Today is June 14 and the Navigate the Chaos question to consider is “how often are you true to yourself?” Irwin Winkler and Robert Chartoff offered Sylvester Stallone $350,000 for the rights to his script about a Philadelphia boxer but had their own casting ideas for the lead role, including Robert Redford and Burt Reynolds. Stallone refused to sell unless he played the lead character and eventually, after a substantial budget cut to compromise, it was agreed he could be the star. Despite being nearly homeless and almost completely out of money, Stallone stayed true to himself and turned down the $350,000 to play the lead in the film Rocky, which would go on to become one of the most iconic movies of all time.
Composer Wolfgang Amadeus Mozart noted “I pay no attention whatever to anybody's praise or blame. I simply follow my own feelings.” Stallone followed his own feelings and remained true to himself despite needing the money offered to him. Could you have turned down such an offer?
To be true to yourself, however, you need to know who you are. You need to be aware of your feelings. Like Stallone, you need to know what is best for you. You need to understand the concept of the self. Now your self, the self you have control over, develops over time; or at least one would hope it does.
Are you really the same person at 42 you were at 22? Opportunities to exhibit emotional, intellectual, and social maturity happen daily and when you add those up over decades one generally has progressed. This does not always happen of course.

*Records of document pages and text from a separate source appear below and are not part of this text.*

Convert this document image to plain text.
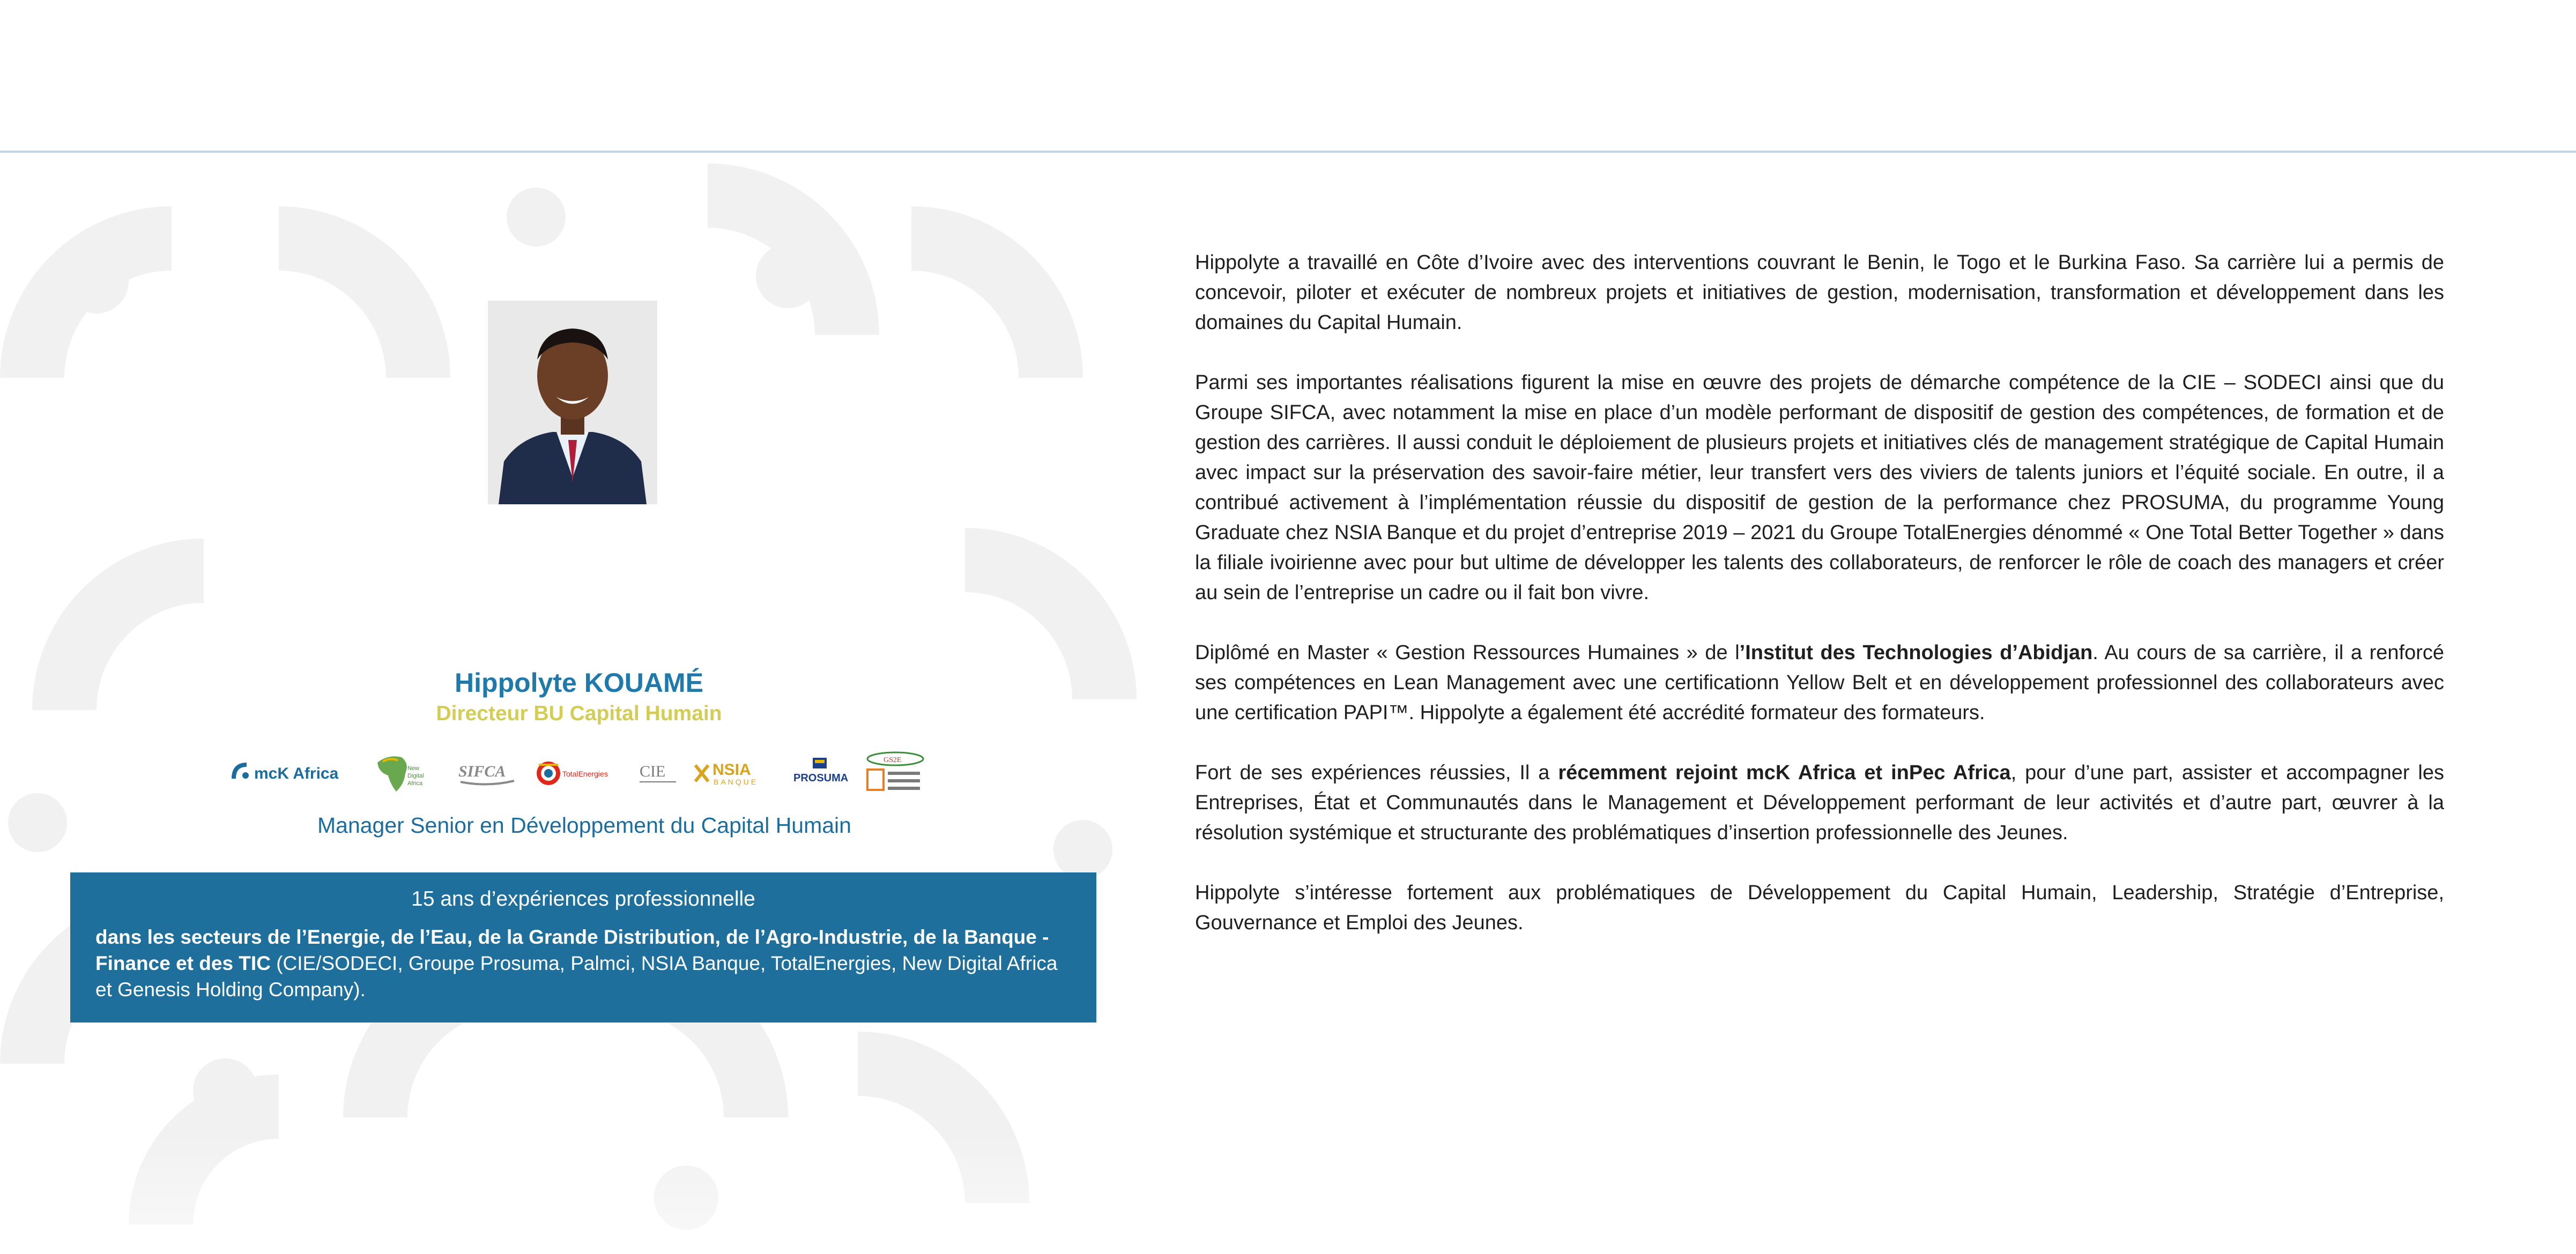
Hippolyte KOUAMÉ
Directeur BU Capital Humain
mcK Africa	New
Digital
Africa
SIFCA	TotalEnergies CIE	NSIA
BANQUE	PROSUMA
GS2E
Manager Senior en Développement du Capital Humain
15 ans d’expériences professionnelle
dans les secteurs de l’Energie, de l’Eau, de la Grande Distribution, de l’Agro-Industrie, de la Banque - Finance et des TIC (CIE/SODECI, Groupe Prosuma, Palmci, NSIA Banque, TotalEnergies, New Digital Africa et Genesis Holding Company).

Hippolyte a travaillé en Côte d’Ivoire avec des interventions couvrant le Benin, le Togo et le Burkina Faso. Sa carrière lui a permis de concevoir, piloter et exécuter de nombreux projets et initiatives de gestion, modernisation, transformation et développement dans les domaines du Capital Humain.

Parmi ses importantes réalisations figurent la mise en œuvre des projets de démarche compétence de la CIE – SODECI ainsi que du Groupe SIFCA, avec notamment la mise en place d’un modèle performant de dispositif de gestion des compétences, de formation et de gestion des carrières. Il aussi conduit le déploiement de plusieurs projets et initiatives clés de management stratégique de Capital Humain avec impact sur la préservation des savoir-faire métier, leur transfert vers des viviers de talents juniors et l’équité sociale. En outre, il a contribué activement à l’implémentation réussie du dispositif de gestion de la performance chez PROSUMA, du programme Young Graduate chez NSIA Banque et du projet d’entreprise 2019 – 2021 du Groupe TotalEnergies dénommé « One Total Better Together » dans la filiale ivoirienne avec pour but ultime de développer les talents des collaborateurs, de renforcer le rôle de coach des managers et créer au sein de l’entreprise un cadre ou il fait bon vivre.

Diplômé en Master « Gestion Ressources Humaines » de l’Institut des Technologies d’Abidjan. Au cours de sa carrière, il a renforcé ses compétences en Lean Management avec une certificationn Yellow Belt et en développement professionnel des collaborateurs avec une certification PAPI™. Hippolyte a également été accrédité formateur des formateurs.

Fort de ses expériences réussies, Il a récemment rejoint mcK Africa et inPec Africa, pour d’une part, assister et accompagner les Entreprises, État et Communautés dans le Management et Développement performant de leur activités et d’autre part, œuvrer à la résolution systémique et structurante des problématiques d’insertion professionnelle des Jeunes.

Hippolyte s’intéresse fortement aux problématiques de Développement du Capital Humain, Leadership, Stratégie d’Entreprise, Gouvernance et Emploi des Jeunes.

Some people lack the capacity to grow. For whatever reason, their maturity level never rises above that of an adolescent. For others, however, their life situation prevents them from being true to their self for any number of reasons.
Researcher and author Brené Brown has spent a good deal of time examining this topic of being true to one’s self. One reason some lack a sense of their true self is because they are listening to the wrong people. As Brown wrote “A lot of cheap seats in the arena are filled with people who never venture onto the floor. They just hurl mean-spirited criticisms and put-downs from a safe distance. The problem is, when we stop caring what people think and stop feeling hurt by cruelty, we lose our ability to connect. But when we are defined by what people think, we lose the courage to be vulnerable. Therefore, we need to be selective about the feedback we let into our lives. For me, if you are not in the arena getting your ass kicked, I’m not interested in your feedback.” Are you listening to everyone’s criticism of your life situation? Why is that?
To be true to your self demands a discernment between those who have earned the ability to criticize you and those who have not. Those closest to you who have earned such a place in the development of your self, can provide the catalyst you need to develop. As author Shannon L. Alder wrote “Every woman that finally figured out her worth, has picked up her suitcases of pride and boarded a flight to freedom, which landed in the valley of change.” Who has helped you figure out your worth? Who has helped pilot your plane to the valley of change?
Writer Mohadesa Najumi went further and commented on a woman’s ability to be true to her self when she wrote “My view is that a woman who goes through life without taking any notice of society's perception of her becomes the most feared individual on the planet. This is because patriarchy wants to reduce her to an insecure, submissive female and as long as she rejects the notion of validation, she is perceived as a threat to the status quo.” One such woman who threatened the status quo, and remained true to her self anyway, was American athlete Mildred Ella "Babe" Didrikson Zaharias.
Zaharias was an American athlete ignored the critics and achieved a great deal of success in golf, basketball, baseball and track and field. She won two gold medals in track and field at the 1932 Summer Olympics, before turning to professional golf and winning 10 LPGA major championships.
She was named the 10th Greatest North American Athlete of the 20th Century by ESPN and the 9th Greatest Athlete of the 20th Century by the Associated Press. In 1957, she posthumously received the Bob Jones Award, the highest honor given by the United States Golf Association in recognition of distinguished sportsmanship in golf. It was accepted by her husband George, four months after her death.
She was one of six initial inductees into the LPGA Hall of Fame at its inception in 1977. Zaharias broke the accepted models of femininity in her time, including the accepted models of female athleticism.
Standing 5 feet 7 inches tall and weighing 115 pounds, Zaharias was physically strong and socially straightforward about her strength. Although a sports hero to many, she was also derided for her "manliness." Babe performed at a time when female athletes were considered freakish at best, downright unacceptable at worst.
For most of her life she was the antithesis of femininity; not until her later years did she dress and act less manly. "She was not a feminist, not a militant, not a strategist launching campaigns against sexual liberation," wrote William Johnson and Nancy Williamson in Whatta-Gal!: The Babe Didrikson Story. "She was an athlete and her body was her most valuable possession."
Some writers condemned her for not being feminine. "It would be much better if she and her ilk stayed at home, got themselves prettied up and waited for the phone to ring," Joe Williams wrote in the New York World-Telegram.
Zaharias remained true to her self. How often are you?